Kenya stocks halt two-week rally, shilling falls
03 November 2011, 18:00
Nairobi - Kenya's benchmark stock index fell on Thursday for the first time in more than two weeks as investors sold shares to book gains on a recent price rally, while the shilling weakened as importers snapped up greenbacks.
The NSE-20 Share Index fell 1.2 percent to 3,497.10 points, halting a rally that had seen it rise 8 percent since Oct 4 after foreign investors returned into riskier assets and bargain hunters bet on upcoming results.
"They really over-stretched these (price) positions and a reversal was around the corner," said George Bodo, an analyst at Apex Africa Capital.
Bank stocks were among the biggest losers during the session, stung by investors exiting after the central bank raised its benchmark lending rate by a record 550 basis points to 16.5 percent earlier this week to curb private lending.
Shares in Barclays Bank led the fall, down 6.57 percent to 13.50 shillings, while Kenya's largest bank by assets, Kenya Commercial Bank , fell 5.16 percent to 17.45 shillings a share.
"Investors are selling most bank stocks because they expect high interest rates to hurt them," said Bodo.
The shilling weakened after oil sector importers took advantage of the currents recent gains to buy dollars, but traders said the central bank's big interest rate increase could
squeeze liquidity in the market helping the shilling firm.
At the close of market, the shilling was quoted at 97.10/40 against the dollar, weaker than Wednesday's close of 96.80/97.20.
"There was a bit of dollar demand today from oil guys.

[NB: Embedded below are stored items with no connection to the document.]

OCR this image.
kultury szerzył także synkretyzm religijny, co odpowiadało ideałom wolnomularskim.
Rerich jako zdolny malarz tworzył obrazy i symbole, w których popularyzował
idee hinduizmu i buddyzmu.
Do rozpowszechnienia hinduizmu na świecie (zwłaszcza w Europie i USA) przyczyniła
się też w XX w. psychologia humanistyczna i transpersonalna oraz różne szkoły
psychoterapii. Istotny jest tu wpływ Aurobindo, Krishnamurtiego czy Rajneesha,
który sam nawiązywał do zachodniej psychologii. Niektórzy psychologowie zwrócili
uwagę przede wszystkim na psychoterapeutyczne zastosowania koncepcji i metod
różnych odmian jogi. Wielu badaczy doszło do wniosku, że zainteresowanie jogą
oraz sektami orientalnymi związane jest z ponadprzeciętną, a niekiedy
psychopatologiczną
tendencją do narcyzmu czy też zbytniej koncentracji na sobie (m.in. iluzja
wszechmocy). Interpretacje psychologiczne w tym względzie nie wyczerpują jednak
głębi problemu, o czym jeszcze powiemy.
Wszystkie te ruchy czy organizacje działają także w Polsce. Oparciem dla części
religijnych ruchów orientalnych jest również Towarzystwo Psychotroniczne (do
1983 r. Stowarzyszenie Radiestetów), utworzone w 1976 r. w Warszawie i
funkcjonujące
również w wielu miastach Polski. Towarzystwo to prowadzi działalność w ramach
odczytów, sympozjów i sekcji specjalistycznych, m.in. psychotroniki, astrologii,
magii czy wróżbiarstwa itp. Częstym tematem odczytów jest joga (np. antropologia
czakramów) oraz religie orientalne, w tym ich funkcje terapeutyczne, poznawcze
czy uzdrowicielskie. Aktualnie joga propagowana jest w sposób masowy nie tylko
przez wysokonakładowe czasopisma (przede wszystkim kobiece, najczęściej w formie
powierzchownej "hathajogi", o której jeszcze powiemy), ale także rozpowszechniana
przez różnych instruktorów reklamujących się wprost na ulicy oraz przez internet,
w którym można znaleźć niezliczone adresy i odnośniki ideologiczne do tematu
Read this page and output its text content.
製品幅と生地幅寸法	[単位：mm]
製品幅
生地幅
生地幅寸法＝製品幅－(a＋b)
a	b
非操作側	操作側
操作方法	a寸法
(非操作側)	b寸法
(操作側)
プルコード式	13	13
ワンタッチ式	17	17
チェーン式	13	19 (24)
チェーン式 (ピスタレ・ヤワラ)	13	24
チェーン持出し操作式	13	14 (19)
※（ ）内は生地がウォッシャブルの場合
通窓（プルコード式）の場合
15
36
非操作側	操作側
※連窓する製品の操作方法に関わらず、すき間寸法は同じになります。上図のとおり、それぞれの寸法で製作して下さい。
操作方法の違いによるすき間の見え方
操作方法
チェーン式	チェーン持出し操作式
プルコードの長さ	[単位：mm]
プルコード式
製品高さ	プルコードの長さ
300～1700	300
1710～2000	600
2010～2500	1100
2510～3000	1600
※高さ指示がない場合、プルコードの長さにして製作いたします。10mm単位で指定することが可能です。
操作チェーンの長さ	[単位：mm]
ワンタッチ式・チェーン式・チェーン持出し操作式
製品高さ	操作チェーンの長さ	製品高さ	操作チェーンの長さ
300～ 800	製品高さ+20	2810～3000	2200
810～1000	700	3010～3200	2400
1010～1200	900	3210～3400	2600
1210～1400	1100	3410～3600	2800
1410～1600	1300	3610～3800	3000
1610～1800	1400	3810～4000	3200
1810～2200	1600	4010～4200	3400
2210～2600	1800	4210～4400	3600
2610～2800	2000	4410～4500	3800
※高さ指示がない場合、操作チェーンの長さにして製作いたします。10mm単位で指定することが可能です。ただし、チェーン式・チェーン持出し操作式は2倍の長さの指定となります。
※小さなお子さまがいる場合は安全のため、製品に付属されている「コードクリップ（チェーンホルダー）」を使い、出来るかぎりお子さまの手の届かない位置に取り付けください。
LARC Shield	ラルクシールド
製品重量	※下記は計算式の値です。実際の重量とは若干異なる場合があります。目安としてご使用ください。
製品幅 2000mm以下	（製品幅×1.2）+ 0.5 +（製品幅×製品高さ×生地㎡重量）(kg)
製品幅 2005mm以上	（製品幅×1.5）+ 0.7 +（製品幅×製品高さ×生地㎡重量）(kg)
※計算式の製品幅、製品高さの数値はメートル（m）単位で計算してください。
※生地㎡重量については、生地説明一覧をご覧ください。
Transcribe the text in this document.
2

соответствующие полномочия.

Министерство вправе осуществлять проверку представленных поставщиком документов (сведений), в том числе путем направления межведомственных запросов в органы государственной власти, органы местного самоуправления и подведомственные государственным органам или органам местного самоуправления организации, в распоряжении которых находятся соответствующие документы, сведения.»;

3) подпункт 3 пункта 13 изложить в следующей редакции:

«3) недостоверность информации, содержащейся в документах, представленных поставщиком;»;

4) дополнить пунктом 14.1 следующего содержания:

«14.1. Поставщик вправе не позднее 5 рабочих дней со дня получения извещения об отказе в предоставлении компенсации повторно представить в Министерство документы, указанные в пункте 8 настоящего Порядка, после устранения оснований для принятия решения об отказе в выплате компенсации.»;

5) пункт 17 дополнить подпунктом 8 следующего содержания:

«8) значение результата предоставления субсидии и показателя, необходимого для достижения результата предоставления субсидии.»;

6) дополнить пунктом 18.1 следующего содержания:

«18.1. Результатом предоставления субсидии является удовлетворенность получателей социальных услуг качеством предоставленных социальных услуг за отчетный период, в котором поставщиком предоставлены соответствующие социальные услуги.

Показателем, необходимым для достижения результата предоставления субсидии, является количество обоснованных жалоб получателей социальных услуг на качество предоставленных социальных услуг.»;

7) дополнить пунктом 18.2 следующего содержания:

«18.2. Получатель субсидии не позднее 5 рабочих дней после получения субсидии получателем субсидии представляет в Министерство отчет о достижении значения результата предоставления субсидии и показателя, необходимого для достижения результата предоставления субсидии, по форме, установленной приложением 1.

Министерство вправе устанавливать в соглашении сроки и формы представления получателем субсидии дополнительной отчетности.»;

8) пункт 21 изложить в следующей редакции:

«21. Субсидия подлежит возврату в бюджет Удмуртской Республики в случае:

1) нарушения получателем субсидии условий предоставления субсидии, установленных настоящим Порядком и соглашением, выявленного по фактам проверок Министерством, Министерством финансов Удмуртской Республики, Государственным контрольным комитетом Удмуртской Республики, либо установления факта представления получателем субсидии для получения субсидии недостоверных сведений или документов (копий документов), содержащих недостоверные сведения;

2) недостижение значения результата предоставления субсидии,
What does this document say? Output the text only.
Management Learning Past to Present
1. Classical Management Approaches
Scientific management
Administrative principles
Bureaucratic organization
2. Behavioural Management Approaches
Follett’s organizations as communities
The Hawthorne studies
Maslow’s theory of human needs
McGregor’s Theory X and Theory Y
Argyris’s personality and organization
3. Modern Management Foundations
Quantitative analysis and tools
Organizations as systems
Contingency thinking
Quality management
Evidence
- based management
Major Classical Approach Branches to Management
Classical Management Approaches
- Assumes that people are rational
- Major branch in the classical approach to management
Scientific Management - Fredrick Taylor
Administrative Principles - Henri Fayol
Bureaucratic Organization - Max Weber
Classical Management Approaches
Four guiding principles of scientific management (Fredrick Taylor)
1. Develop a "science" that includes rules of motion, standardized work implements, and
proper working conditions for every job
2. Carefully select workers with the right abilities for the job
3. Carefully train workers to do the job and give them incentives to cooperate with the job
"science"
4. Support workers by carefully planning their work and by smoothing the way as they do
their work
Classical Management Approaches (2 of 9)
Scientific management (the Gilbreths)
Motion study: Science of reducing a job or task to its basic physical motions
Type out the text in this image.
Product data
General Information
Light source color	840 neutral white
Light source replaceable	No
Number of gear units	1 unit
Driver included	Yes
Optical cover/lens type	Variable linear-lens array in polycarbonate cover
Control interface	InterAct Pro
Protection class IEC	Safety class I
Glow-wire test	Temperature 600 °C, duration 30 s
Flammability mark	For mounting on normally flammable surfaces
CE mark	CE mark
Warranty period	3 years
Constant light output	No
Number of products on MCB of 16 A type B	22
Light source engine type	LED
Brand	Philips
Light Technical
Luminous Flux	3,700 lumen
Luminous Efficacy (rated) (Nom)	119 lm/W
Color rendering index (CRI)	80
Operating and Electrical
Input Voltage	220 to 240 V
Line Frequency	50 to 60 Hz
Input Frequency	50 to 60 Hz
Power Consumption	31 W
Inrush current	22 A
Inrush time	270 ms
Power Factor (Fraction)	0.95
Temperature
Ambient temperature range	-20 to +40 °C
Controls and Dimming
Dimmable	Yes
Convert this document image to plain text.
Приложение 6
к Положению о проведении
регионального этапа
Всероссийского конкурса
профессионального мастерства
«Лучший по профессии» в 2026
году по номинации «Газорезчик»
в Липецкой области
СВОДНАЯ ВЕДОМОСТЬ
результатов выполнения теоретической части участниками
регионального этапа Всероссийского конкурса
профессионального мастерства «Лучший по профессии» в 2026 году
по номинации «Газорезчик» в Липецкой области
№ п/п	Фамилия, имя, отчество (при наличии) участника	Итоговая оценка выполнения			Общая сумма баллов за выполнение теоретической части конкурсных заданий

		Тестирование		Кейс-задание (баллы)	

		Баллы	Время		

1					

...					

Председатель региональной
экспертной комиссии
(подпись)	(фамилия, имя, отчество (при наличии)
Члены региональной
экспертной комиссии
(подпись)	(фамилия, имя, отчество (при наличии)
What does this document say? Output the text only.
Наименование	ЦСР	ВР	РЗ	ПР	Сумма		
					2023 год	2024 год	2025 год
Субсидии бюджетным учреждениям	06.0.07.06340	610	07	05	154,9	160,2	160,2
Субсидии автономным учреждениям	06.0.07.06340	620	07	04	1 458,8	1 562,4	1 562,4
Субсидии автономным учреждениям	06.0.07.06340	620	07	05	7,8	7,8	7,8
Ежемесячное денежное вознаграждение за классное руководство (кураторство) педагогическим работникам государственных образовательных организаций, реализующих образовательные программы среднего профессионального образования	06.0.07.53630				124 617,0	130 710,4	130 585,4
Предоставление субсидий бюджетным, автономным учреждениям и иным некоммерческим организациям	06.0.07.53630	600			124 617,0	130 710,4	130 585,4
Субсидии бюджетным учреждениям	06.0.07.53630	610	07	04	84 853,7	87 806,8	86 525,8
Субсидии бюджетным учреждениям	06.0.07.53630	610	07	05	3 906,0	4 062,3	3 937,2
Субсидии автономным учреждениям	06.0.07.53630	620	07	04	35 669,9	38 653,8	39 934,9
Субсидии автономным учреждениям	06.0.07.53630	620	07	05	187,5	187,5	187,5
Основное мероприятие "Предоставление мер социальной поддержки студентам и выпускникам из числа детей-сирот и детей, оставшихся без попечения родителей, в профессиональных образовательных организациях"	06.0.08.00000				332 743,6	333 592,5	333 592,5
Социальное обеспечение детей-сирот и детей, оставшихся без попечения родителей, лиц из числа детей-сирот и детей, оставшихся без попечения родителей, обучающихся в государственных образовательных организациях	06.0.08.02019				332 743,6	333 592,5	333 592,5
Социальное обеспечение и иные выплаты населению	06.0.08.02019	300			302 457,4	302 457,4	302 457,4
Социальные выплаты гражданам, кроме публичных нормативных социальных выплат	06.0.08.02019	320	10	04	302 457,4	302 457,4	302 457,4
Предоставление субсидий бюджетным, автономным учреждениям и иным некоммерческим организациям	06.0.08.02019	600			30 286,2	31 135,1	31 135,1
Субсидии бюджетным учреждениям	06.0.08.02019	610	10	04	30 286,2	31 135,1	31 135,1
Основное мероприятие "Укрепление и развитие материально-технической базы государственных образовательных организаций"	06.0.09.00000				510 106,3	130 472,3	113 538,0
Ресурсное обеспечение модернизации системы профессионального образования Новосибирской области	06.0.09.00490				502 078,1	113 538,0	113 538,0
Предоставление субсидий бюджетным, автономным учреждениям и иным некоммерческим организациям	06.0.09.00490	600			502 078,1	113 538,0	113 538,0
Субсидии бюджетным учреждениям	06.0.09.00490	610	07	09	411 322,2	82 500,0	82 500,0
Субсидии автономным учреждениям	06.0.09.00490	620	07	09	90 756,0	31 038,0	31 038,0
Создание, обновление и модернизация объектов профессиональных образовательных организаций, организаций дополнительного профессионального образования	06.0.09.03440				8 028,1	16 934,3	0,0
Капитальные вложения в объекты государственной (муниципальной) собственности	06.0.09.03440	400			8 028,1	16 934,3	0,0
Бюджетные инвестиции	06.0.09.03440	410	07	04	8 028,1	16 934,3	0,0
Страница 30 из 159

At lower levels the dollar was looking quite attractive to buyers," said a trader at one commercial bank.
Trader said, however, they expected the local currency to gain against the greenback as liquidity tightens further in the market following central bank's aggressive rate increase.
Liquidity was already tight before central bank's record rate rise as the regulator had been mopping up shillings through repurchase agreements.
"The support for the shilling is 98.50. As long as we stay below that we are likely to strengthen further," said a senior trader at another commercial bank.
In fixed income, offshore investors were also expected to take advantage of rising yields in the fixed income primary market, helping support the local currency.
The weighted average yield on Kenya's 182-day Treasury rose to 15.742 percent from 15.364 percent at Wednesday's auction.
On the secondary market activity came to an almost stand still as market players stayed away to re-strategise following the rate rise by central bank.
Bonds worth just 25 million shillings ($258,138) were traded, lower than the 160 million shillings traded on Wednesday and way below 1.49 billion shillings traded on Tuesday, before the rate hike.
"After the MPC meeting activity has ground to a halt. We expect this to continue for the rest of the month," said Sammy Maikweki, a trader at Sterling Investment Bank.
"There is a mismatch in the market. Bids are too high. Some people are asking as much as 35 percent on some papers."